Dr. Ayesha Siddiquea, Dr. Navin Patil , Dr. V.N. Biradar, Dr. Ramabhimaiah.

1. Dr . Ayesha Siddiquea (MD) , Corresponding author ,Email: ayeshasid6@gmail.com

Navodaya Medical College ,

Raichur, Karnataka.

2. Dr. Navin A Patil ( MD) Pharmacology, Email: navin903@gmail.com

JJM Medical College,

Davangere, Karnataka.

3 . Dr . V. N . Biradar MD

Professor,

Navodaya Medical College,

Raichur, Karnataka.

4 . Dr . Ramabhimaiah

Professor and HOD of Pharmacology

Navodaya Medical College,

Raichur , Karnataka.

5. Dr . Prashanth .Prabhu (MD) Pharmacology

JJM Medical College

Davangere, Karnataka.

Summary

The present study evaluates the probable site of the anti-nociceptive action of Duloxetine and its interaction with Morphine and Naloxone.
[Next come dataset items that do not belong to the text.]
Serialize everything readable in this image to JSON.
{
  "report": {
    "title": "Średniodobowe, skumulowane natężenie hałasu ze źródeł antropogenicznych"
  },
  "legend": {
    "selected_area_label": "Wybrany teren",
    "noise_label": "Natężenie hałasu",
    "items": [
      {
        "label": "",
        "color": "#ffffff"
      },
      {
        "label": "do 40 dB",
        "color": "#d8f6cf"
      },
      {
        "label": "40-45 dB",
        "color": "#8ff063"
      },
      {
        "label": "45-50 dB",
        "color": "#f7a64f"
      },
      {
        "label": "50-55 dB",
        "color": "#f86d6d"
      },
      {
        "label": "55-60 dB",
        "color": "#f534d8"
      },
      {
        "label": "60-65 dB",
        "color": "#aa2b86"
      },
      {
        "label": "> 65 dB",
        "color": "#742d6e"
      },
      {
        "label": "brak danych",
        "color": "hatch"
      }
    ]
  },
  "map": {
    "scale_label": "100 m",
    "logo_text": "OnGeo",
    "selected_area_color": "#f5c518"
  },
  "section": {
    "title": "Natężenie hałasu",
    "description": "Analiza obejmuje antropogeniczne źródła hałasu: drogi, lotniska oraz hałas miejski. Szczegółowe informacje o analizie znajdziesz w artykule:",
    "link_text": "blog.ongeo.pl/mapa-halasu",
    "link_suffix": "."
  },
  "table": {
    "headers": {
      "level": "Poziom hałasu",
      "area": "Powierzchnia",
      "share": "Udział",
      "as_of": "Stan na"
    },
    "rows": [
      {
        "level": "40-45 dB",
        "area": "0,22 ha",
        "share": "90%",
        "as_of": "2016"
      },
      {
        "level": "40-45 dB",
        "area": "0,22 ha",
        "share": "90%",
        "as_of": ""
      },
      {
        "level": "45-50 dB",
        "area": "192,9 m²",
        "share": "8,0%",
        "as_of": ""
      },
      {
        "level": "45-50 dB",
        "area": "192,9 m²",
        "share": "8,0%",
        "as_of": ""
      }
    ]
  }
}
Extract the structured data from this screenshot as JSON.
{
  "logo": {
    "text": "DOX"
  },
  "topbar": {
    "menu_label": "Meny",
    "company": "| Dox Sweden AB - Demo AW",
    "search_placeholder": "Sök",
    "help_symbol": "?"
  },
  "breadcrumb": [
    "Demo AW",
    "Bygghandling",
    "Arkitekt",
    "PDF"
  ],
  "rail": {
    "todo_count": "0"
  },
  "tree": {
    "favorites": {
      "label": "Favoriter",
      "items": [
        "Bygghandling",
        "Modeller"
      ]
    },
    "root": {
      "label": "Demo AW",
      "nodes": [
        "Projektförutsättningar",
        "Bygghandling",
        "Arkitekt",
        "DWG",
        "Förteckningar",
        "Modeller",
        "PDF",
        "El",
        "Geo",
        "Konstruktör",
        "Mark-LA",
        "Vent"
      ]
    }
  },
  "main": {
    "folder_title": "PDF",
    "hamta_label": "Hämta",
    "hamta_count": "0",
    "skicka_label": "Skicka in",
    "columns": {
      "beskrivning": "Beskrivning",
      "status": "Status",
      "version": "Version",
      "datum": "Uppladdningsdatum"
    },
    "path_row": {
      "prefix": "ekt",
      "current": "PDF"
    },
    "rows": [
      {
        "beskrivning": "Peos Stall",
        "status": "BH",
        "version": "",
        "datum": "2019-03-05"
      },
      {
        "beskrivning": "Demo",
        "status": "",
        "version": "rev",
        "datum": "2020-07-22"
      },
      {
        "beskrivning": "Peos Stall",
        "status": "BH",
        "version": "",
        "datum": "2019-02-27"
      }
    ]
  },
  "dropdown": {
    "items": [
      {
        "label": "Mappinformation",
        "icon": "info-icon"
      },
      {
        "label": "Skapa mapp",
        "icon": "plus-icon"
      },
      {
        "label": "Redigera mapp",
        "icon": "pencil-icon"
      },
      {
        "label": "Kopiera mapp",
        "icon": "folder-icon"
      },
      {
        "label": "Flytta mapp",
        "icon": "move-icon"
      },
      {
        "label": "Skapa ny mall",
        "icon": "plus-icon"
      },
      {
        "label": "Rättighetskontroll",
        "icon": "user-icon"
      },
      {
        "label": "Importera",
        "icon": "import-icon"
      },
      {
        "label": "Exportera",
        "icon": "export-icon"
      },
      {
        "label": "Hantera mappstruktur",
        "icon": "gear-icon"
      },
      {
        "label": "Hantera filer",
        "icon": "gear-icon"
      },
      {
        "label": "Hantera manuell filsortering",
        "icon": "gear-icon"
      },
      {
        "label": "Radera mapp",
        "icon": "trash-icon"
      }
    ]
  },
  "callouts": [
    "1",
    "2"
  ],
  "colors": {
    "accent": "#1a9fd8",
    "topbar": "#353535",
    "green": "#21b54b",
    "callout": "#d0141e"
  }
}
The anti-nociceptive activity of Duloxetine was studied using Tail flick method in the absence and presence of Naloxone in rats. Morphine 1mg/kg, Duloxetine 10mg/kg and Naloxone 1mg/kg administered intraperitoneally to study their interaction on Tail flick latency. Duloxetine 10mg/kg did not cause a significant increase in tail flick latency. A dose of 1mg/kg morphine produced a significant increase in Tail flick latency at 30mins that persisted during the entire test period. Combination of Duloxetine 10mg/kg and Morphine 1mg/kg produced an additive effect. Naloxone pretreatment did not affect the anti- nociception produced by Duloxetine. It is not yet known whether the analgesic action of SNRI(duloxetine) involves an interaction with opioid system similar to tricyclic antidepressants but the present study suggest opioid system does not contribute to the effect of duloxetine.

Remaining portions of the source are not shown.